WEDDING BELLS: ANNEGERS-MCMILLAN: Announcements of the marriage of Miss Martha McMillen, daughter of Mr. and Mrs. E. T. McMillen of DeLand, Illinois to John H. Annegers of Stronghurst on July 16th at Peoria were received here this week. (Bride's last name spelled two ways.) The ceremony was performed in the Hale Memorial Church in Peoria.

The couple left for an extended trip to the Northwest including Yellowstone Park, Vancouver, an ocean voyage to Alaska and returning via Lang, Saskatchewan, Canada where Mr. Annegers' wheat land is located.

Mrs. Annegers is a woman of unusual refinement and education, having taught the past few years in the public schools of Wenona and Chicago. Mr. Annegers is a man of sterling character and had the highest regard of everyone in this vicinity and among his many friends in Canada. The couple will be home to their many friends after September 15th at 1014 N. Seminary St., Galesburg, Illinois.

HE DROWNED: The remains of Ernest Reese, the 10 year old son of Mrs. Beulah Reese of Media, were interred in the cemetery following services at the Media M. E. Church. Since the death of the father several years ago, the boy had been an inmate of an orphanage located at Mooseheart, Ill. and he met his death through drowning at that place on July 15th.

HUBAN CLOVER RAISED: Experiments in raising Huban clover is being carried out by E. G. Lewis of Media Township. Mr. Lewis used a drill in planting the seed last spring and he has had a large force of men and boys employed recently in weeding and had cultivating the crop.

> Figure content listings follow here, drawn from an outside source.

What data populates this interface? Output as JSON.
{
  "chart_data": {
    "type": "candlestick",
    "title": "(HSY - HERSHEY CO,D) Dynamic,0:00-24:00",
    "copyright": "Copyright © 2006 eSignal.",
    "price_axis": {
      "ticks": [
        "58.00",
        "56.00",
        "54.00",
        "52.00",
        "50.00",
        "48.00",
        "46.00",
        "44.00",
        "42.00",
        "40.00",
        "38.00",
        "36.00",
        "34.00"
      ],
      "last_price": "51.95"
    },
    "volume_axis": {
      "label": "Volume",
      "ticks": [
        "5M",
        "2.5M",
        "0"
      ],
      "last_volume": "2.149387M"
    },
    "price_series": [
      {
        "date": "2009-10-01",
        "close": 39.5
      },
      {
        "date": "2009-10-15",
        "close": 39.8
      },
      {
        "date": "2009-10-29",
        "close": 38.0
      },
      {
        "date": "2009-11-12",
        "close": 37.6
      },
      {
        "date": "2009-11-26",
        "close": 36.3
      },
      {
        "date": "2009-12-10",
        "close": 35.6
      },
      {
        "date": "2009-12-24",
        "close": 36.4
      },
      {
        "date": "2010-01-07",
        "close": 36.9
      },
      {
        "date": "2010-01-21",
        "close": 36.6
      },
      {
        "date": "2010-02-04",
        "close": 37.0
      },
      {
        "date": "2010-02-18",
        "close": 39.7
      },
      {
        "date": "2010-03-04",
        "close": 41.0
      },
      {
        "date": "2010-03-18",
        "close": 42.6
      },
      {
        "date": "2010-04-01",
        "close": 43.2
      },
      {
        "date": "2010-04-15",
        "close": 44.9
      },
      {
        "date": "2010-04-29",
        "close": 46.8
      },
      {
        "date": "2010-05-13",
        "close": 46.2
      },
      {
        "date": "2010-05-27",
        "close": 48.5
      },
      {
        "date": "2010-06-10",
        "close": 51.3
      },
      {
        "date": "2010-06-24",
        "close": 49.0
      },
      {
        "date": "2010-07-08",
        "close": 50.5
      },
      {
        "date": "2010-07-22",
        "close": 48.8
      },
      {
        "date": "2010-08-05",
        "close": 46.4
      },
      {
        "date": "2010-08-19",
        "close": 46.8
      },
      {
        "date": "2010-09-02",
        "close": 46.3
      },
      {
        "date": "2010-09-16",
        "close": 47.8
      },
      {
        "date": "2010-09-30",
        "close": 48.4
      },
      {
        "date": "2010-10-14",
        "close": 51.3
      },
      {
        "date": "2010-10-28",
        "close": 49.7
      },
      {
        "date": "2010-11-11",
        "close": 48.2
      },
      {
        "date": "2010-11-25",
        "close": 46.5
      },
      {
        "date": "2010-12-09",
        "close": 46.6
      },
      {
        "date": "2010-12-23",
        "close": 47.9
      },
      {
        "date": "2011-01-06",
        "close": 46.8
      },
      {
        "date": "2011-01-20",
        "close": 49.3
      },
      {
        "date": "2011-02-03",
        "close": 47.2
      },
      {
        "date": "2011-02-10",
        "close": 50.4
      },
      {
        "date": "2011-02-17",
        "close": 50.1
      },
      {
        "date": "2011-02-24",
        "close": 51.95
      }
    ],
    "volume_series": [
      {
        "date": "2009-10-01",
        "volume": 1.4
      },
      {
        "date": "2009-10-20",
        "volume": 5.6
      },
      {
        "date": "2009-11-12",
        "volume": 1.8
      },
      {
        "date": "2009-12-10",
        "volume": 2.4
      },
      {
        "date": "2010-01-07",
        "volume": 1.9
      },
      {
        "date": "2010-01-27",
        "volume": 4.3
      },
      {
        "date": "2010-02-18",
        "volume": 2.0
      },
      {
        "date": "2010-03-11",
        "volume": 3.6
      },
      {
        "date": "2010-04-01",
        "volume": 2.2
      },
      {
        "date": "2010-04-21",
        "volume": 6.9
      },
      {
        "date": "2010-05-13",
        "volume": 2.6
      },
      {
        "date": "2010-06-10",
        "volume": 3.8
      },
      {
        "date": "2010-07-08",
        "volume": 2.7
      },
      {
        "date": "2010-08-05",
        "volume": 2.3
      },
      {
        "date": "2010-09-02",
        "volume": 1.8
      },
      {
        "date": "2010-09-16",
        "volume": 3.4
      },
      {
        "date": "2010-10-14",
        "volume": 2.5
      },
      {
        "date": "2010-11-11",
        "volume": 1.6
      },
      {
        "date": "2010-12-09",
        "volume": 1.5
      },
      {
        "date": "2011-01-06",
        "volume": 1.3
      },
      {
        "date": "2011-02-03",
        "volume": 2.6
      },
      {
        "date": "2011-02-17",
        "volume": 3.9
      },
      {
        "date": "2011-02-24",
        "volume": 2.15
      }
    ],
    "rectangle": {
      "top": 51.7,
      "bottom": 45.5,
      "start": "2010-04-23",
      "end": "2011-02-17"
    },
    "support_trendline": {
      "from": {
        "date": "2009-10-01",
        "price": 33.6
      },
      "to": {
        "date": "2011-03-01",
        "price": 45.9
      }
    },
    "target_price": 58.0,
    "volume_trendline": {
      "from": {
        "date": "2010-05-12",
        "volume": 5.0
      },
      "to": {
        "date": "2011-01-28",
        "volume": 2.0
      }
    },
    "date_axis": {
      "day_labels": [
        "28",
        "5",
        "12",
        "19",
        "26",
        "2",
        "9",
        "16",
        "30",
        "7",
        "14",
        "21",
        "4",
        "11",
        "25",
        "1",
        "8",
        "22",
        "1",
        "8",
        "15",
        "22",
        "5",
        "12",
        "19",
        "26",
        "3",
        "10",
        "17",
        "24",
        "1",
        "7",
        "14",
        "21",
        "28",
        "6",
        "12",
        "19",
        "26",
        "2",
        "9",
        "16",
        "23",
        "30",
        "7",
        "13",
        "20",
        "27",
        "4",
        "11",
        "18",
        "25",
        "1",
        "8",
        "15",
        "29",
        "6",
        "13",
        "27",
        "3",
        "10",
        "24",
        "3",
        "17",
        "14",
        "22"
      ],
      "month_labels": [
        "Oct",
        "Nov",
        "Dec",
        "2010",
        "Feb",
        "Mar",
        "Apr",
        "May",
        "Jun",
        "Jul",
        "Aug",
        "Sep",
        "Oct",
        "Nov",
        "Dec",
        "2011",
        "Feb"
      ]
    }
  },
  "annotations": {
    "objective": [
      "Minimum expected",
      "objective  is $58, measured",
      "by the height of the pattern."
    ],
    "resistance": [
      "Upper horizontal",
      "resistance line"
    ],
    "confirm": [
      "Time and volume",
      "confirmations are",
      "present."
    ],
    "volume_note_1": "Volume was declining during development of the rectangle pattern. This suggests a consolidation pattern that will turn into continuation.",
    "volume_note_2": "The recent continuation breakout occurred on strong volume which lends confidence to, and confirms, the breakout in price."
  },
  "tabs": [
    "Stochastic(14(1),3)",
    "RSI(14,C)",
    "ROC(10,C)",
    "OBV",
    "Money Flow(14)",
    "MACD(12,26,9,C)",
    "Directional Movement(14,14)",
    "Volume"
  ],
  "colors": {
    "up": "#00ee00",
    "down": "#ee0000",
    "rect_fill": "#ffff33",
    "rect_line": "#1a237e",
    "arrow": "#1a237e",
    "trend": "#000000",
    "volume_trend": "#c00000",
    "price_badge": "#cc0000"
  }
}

(From the Monmouth Atlas) "Perhaps the largest acreage of Hubam Clover being grown in this part of the state is in Henderson County on the E. G. Lewis and associates who have 30 acres of Hubam growing from seed. The crop was seeded on April 15th and was almost two feet high on June 22nd and on this very day an article appeared in the Drovers Journal stating that there were about 4,000 acres growing in the United States. Should these 4,000 acres produce five bushels per acre, it would only be enough to seed Warren County. . .E. G. Lewis says, "While Kanred Wheat brought into the county by their company and others has made thousands of dollars for the farmers of Henderson and Warren Counties, he feels that Hubam Clover promises even greater results. Hubam Clover bids fair to make good on $500 land. (Name of clover spelled two ways.)

LOCAL AND AREA NEWS: Chris Apt of Terre Haute is attending summer normal at Macomb; Miss Fannie Cooper is staying with the Apt family in his absence. John Voorhees, who is a railroad employee out of Peoria and his brother Joe of Toluca, Ill. spent part of the week with their uncle, J. H. Voorhees at his farm southeast of town. Mr. and Mrs. Ivan Carter, who were called here by the illness and death of Mrs. Carter's mother, Mrs. J. H. Voorhees, have returned to Springfield, Mo. where Mr. Carter has employment with a firm of Hereford cattle breeders who are conditioning a number of animals for the fall cattle shows. C. B. Vaughn of Lomax, who has been in the Burlington Hospital with a badly infected foot, is reported to be much improved. Roy Fisher, son of Mrs. G. W. Fisher of Roseville, formerly of this place and Miss Katherine Little of Little York, Ill., were married at Monmouth; they will reside in Roseville where Mr. Fisher is engaged in the grocery business.

1896 GRAPHIC: C. J. Victor Johnson of Stronghurst died on July 21st from injuries received during the previous week when he was kicked and trampled by a cow. J. N. Derr, the former Henderson County man wanted for forgery at Monmouth, was arrested at Cripple Creek, Colo. Monmouth Township in Warren County has decided to construct 3,000 feet of hard road running west from the city to the township line, a width of seven feet in the middle of the road to be paved with brick and a strip of three feet on each side of the brick to be built of crushed stone. Wm. Wright returned here after an extended visit to his old home in Pennsylvania. The Misses Jennie Hellier, Hortense Harbinson, Annis Drew and Bessie Graham had been employed as teachers in the Stronghurst School for the coming year.